In the New Testament, Tertullus (a modification of "Tertius") was an orator or lawyer who was employed by the Jewish leaders to state their case against the apostle Paul in the presence of Felix (Acts 24:1-9).

==New Testament account==
Tertullus gives a formal rhetorical presentation on behalf of the Jewish leaders opposed to Paul's preaching. The charges he raised against Paul were that he created disturbances "among all the Jews throughout the world", an offence against the Roman government (crimen majestatis), secondly, that he was a ringleader of the sect of the Nazarenes; and thirdly, that he attempted to profane the temple, a crime which the Jews were permitted to punish.

It is generally assumed that Tertullus was himself a Hellenistic Jew, although he could have been a Gentile. It is not certain whether the trial would have taken place in Latin or Greek.

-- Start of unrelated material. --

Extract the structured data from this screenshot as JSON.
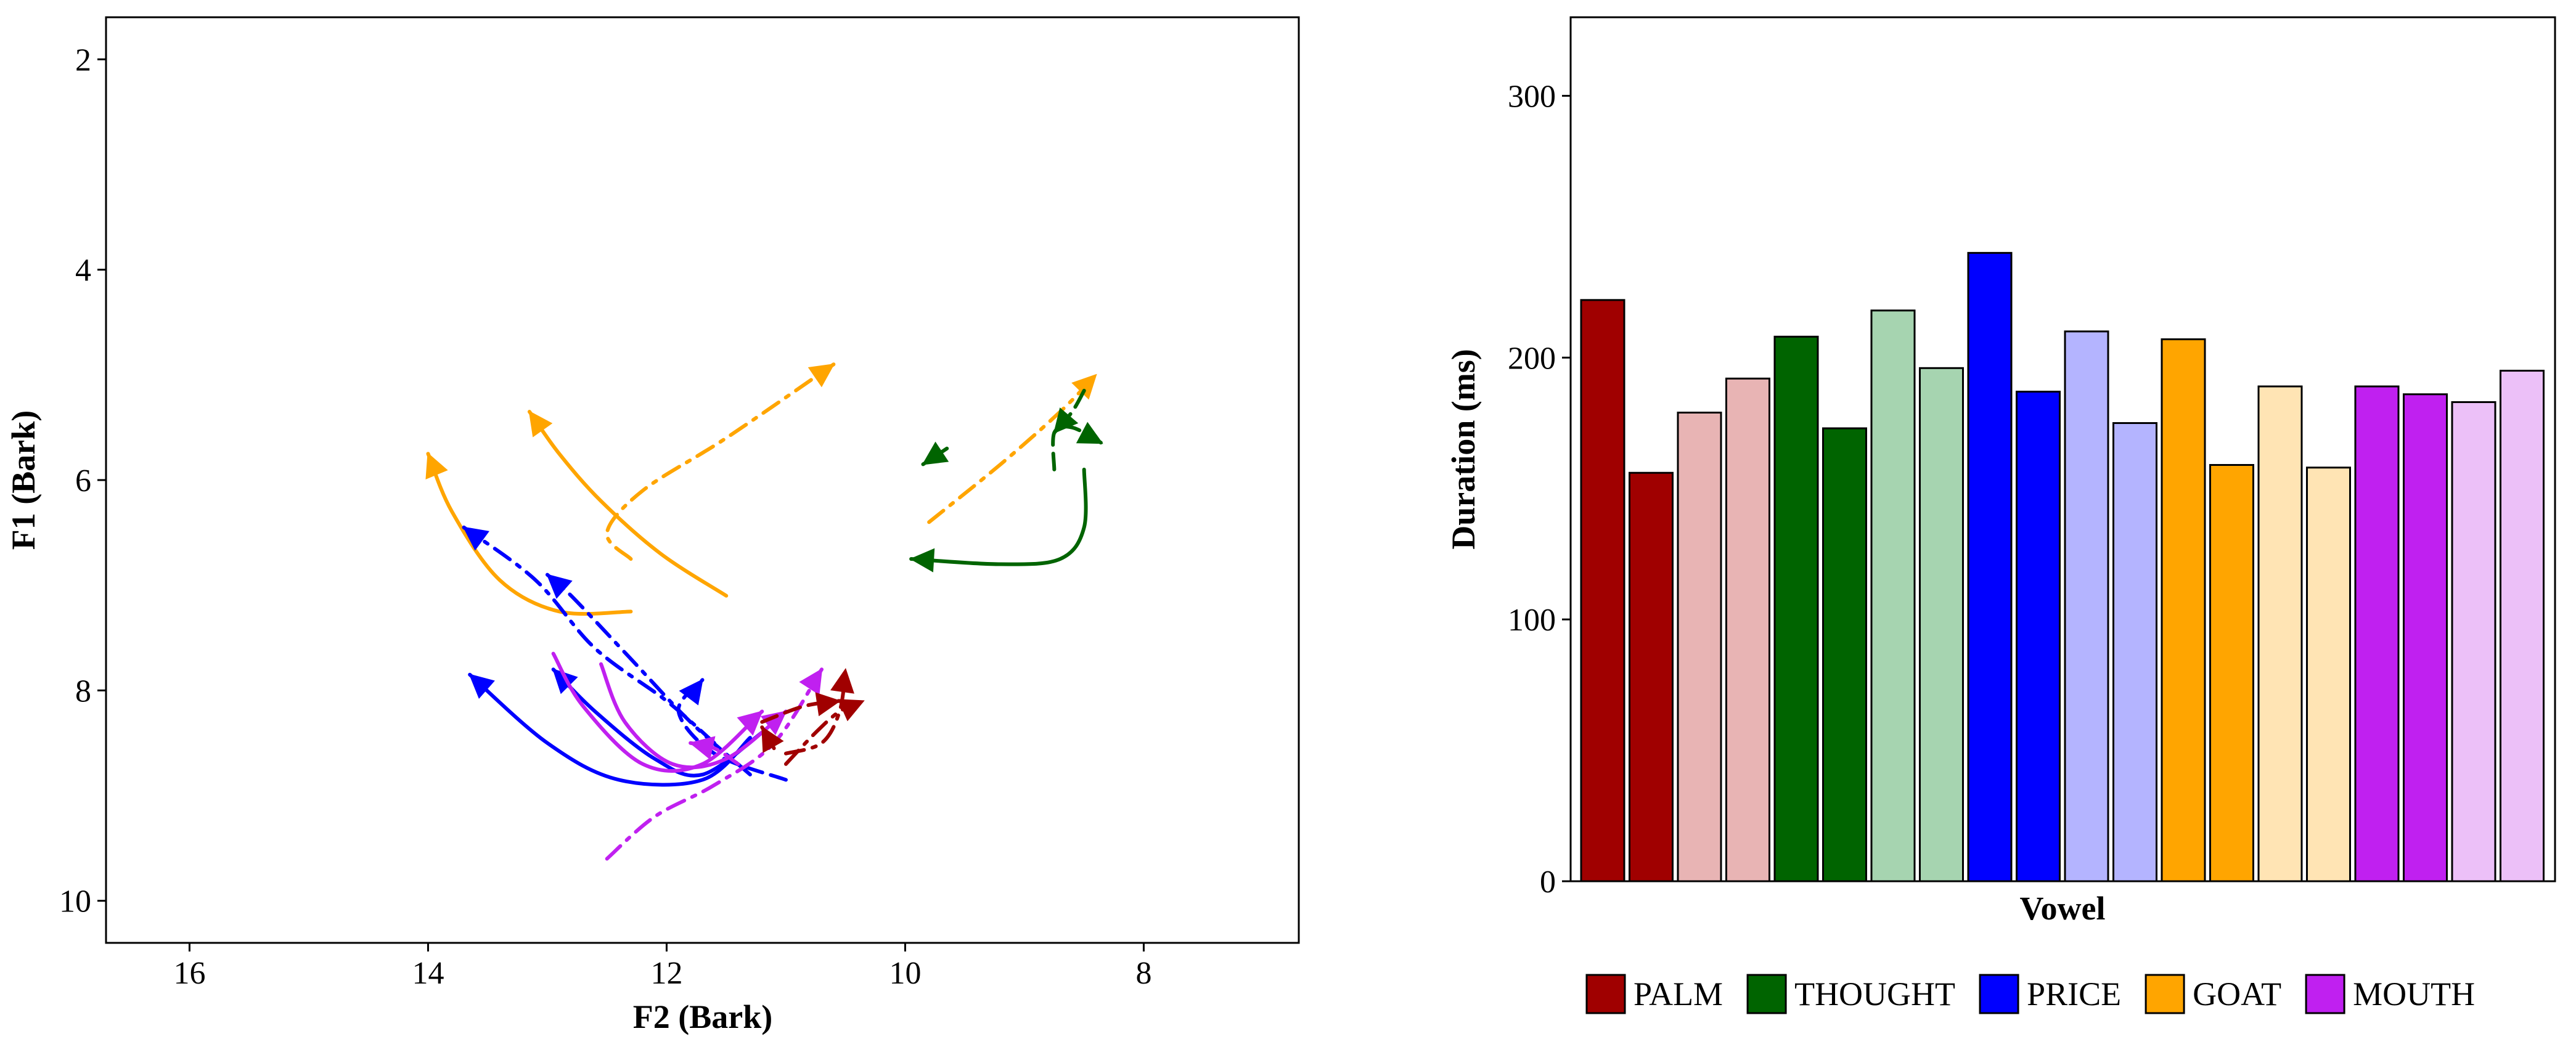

Tertullus before Antonius Felix makes the first recorded use of the plural "Nazarenes" (Nazoraioi, the plural form of Iesous ho Nazoraios "Jesus of Nazareth") to refer to Christians, although the use of the term "Christians" at Antioch had already been noted in Acts, and it was used by Herod Agrippa II in the next trial of Paul before Porcius Festus. Tertullus' use of the Greek term Nazoraioi has continuity with the Hebrew term Notzrim found in later rabbinical literature. Tertullus presumably could not use the Antioch term Christianoi (Hebrew Meshiykhiyyim משיחיים) since Christianoi from Greek Christos (literally "Anointed One", "Messiah") might imply Tertullus' recognition of Jesus of Nazareth as a Davidic "Anointed One" or "Messiah".